Our Approach

Our Story

The founder and Director, Yvonne González created Mi Escuelita 18 years ago with a unique vision. Mixing the Emergent Open Creative Curriculum and the Reggio Emilia Approach. Combining these methodologies allows us to work with our children to ensure that they learn in the best possible way, nurturing both cognitive as well as emotional-social skills.

Mi Escuelita is proud to be local, independent, and women-owned. At Mi Escuelita, we embrace both childcare and teaching using our own unique approach.

Emergent Open Creative Curriculum

The Emergent Open Creative Curriculum is a widely accepted teaching approach that balances teacher-directed and child-initiated learning. At Mi Escuelita, we also add a very progressive way of teaching to it, combining different ages in an open classroom. Kids range from 2-5 yrs old. Having a mixed-age class promotes compassion, empathy, and role model, giving young ones the chance to interact/play with older kids and vice versa.

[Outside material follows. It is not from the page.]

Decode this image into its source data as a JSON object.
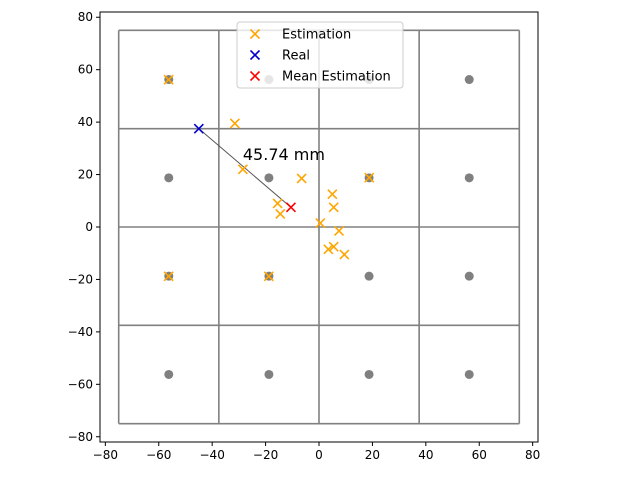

The Emergent Open Creative Curriculum stimulates this progressive way of learning and teaching, emphasizing and responding to each child’s interests and emotional needs allowing and encouraging them to build their strengths, confidence, and interests.

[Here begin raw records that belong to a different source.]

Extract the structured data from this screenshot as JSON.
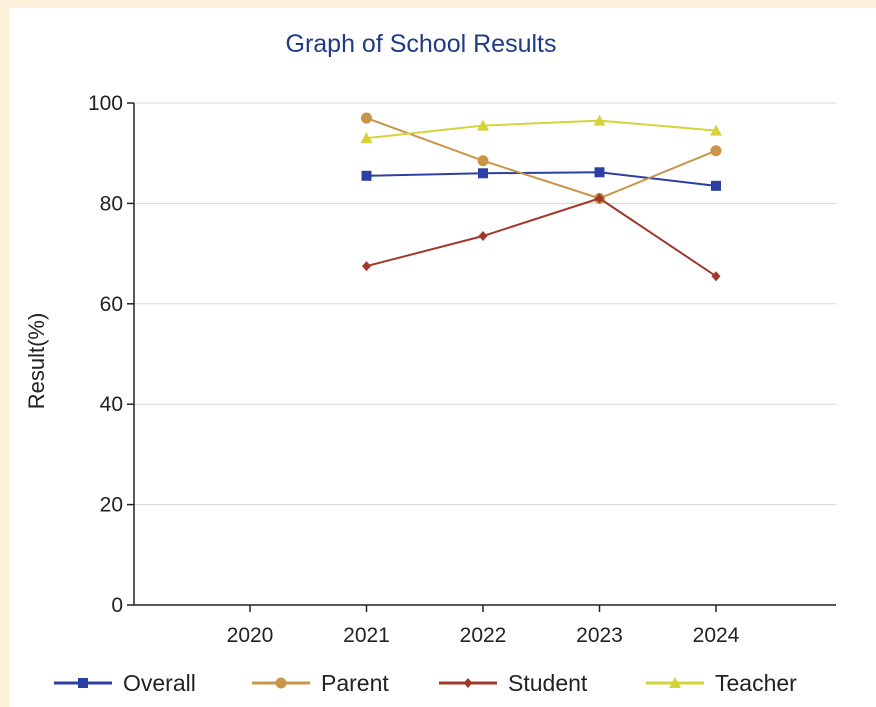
{
  "chart_data": {
    "type": "line",
    "title": "Graph of School Results",
    "xlabel": "",
    "ylabel": "Result(%)",
    "categories": [
      "2020",
      "2021",
      "2022",
      "2023",
      "2024"
    ],
    "ylim": [
      0,
      100
    ],
    "yticks": [
      0,
      20,
      40,
      60,
      80,
      100
    ],
    "grid": true,
    "legend_position": "bottom",
    "series": [
      {
        "name": "Overall",
        "color": "#2e3fa3",
        "marker": "square",
        "values": [
          null,
          85.5,
          86,
          86.2,
          83.5
        ]
      },
      {
        "name": "Parent",
        "color": "#c9954a",
        "marker": "circle",
        "values": [
          null,
          97,
          88.5,
          81,
          90.5
        ]
      },
      {
        "name": "Student",
        "color": "#a0392c",
        "marker": "diamond",
        "values": [
          null,
          67.5,
          73.5,
          81,
          65.5
        ]
      },
      {
        "name": "Teacher",
        "color": "#d4d43a",
        "marker": "triangle",
        "values": [
          null,
          93,
          95.5,
          96.5,
          94.5
        ]
      }
    ]
  }
}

Critical components of the Emergent Open Creative Curriculum include but are not limited to promoting social-emotional skills and the arts, which allow children to develop socially, emotionally, physically, and cognitively.

Our Emergent Open Creative Curriculum is built on play and hands-on experiences to help the children’s physical, intellectual, social, and emotional growth.

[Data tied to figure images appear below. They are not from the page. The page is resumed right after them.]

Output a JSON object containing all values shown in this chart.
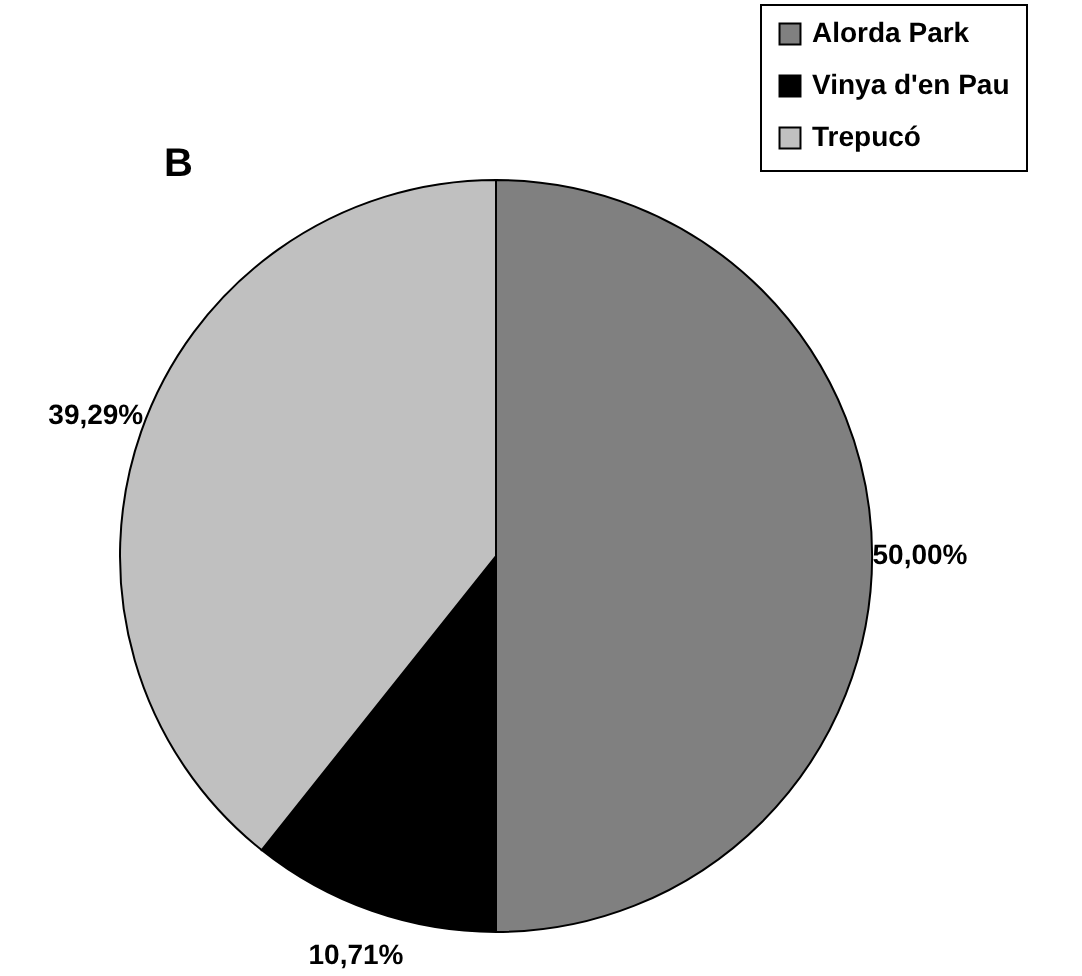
{
  "chart_data": {
    "type": "pie",
    "title": "B",
    "categories": [
      "Alorda Park",
      "Vinya d'en Pau",
      "Trepucó"
    ],
    "values": [
      50,
      10.71,
      39.29
    ],
    "colors": [
      "#808080",
      "#000000",
      "#c0c0c0"
    ],
    "value_labels": [
      "50,00%",
      "10,71%",
      "39,29%"
    ],
    "legend": "top right"
  }
}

Our daily schedule includes dramatic play, blocks, art, music, movement, gardening, mindfulness, and cooking, the foundation upon which literacy, math, and science are supported.

The Reggio Emilia Approach

The Reggio Emilia Approach is an innovative educational philosophy that, combined with the Emergent Open Creative Curriculum, sets our methodology apart from other programs.

This approach to teaching treats children as protagonists. Alongside the parents and teachers, children are the main characters in the story of learning. Working in small groups, the children communicate through language, movement, drawing, painting, building, dramatic play, and music.

Our teachers/tías are not only nurturers and guides but also act as researchers, asking questions to learn more about the children’s background knowledge and interests. Then, they build their curriculum around the answers to these questions. Children are allowed to construct their own learning styles, develop a strong sense of self and become better equipped to use problem-solving strategies independently.